Advirtió el movimiento que se estaba produciendo a su alrededor y que el barón hablaba al resto de la gente en la estancia.

—Enhorabuena a todos aquellos que habéis sido seleccionados hoy aquí. Es un gran día para todos vosotros, así que podéis disfrutar del resto de la jornada libre y pasarlo bien. Las cocinas os servirán un banquete en vuestras habitaciones y tenéis libertad durante todo el día para salir por el castillo y el pueblo.

»Lo primero que haréis mañana por la mañana será presentaros a vuestros nuevos maestros y, si me aceptáis un consejo, os aseguraréis de ser puntuales —sonrió a los otros cuatro y se dirigió a Will con un tono de comprensión en su voz—: Will, mañana te haré saber lo que he decidido para ti —se volvió hacia Martin y le hizo un gesto para que acompañara a los nuevos aprendices a la salida—. Gracias a todos —dijo, y abandonó la estancia por la puerta tras su escritorio.

Los maestros le siguieron y Martin acompañó a los antiguos pupilos a la puerta. Charlaban emocionados, aliviados y encantados de haber sido admitidos por los maestros que habían escogido.
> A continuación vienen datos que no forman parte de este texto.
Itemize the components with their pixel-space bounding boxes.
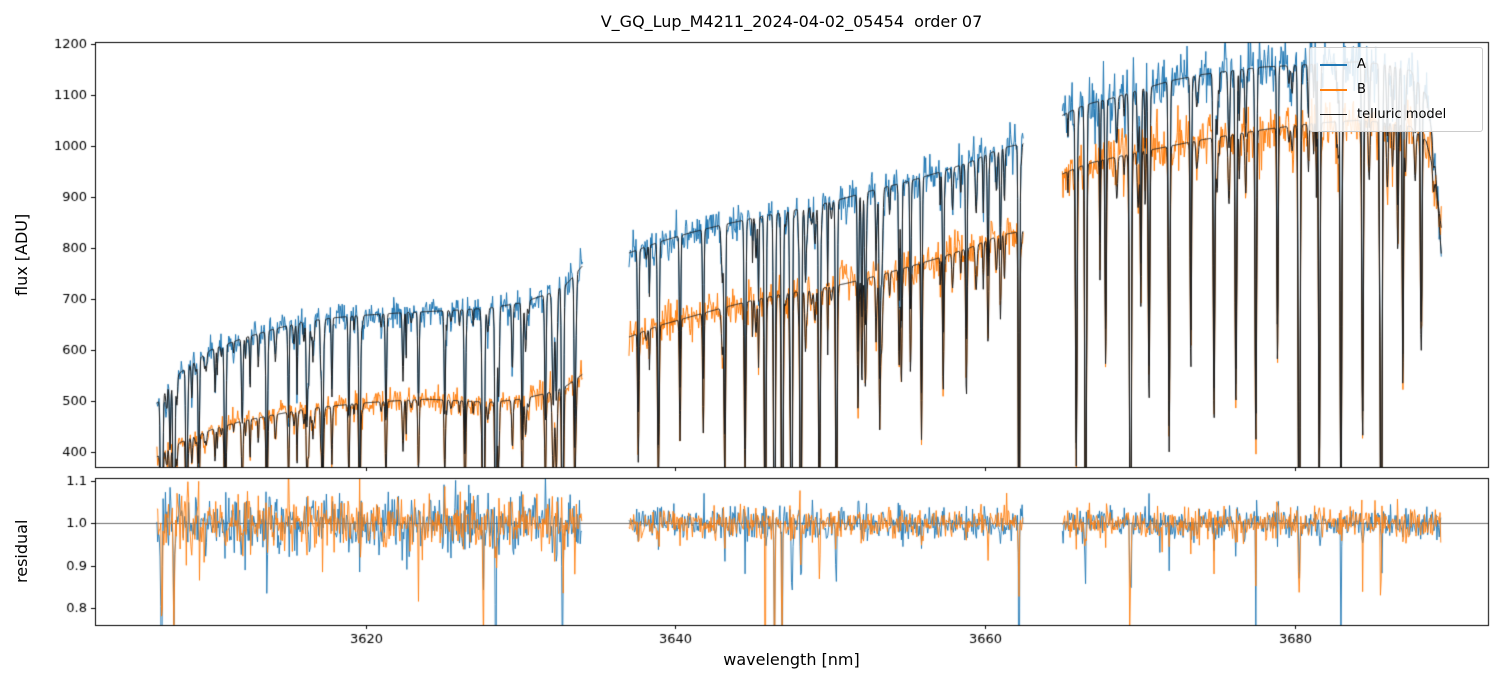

Will se quedó rezagado del resto, vacilando mientras pasaba por delante de la mesa sobre la que aún descansaba la hoja de papel. La miró por un momento, como si de alguna forma fuera capaz de entender las palabras escritas en el anverso. Tuvo entonces la misma sensación que había percibido antes, que alguien le estaba vigilando. Levantó la vista y se encontró contemplando los oscuros ojos del montaraz, que permanecía detrás del alto respaldo del sillón del barón, casi invisible en su extraña capa.

Will se estremeció en un repentino escalofrío de temor y se apresuró a salir de la estancia.

Capítulo 5

Era bien pasada la medianoche. Las parpadeantes antorchas del patio del castillo, ya reemplazadas una vez, comenzaban a apagarse de nuevo. Will había vigilado pacientemente durante horas, en espera de este momento, cuando la luz era baja y los guardias bostezaban en la última hora de su turno.

Había sido uno de los peores días que era capaz de recordar. Mientras que sus compañeros lo celebraban, disfrutando de su festín y empleando el tiempo en juguetees desenfadados por el castillo y el pueblo, Will se escabulló al silencio del bosque, más o menos a un kilómetro de las murallas del castillo. Allí, en el frescor del verde oscuro entre los árboles, pasó la tarde reflexionando amargamente sobre los sucesos de la Elección, cuidándose el profundo dolor por la decepción y preguntándose por lo que decía el papel del montaraz.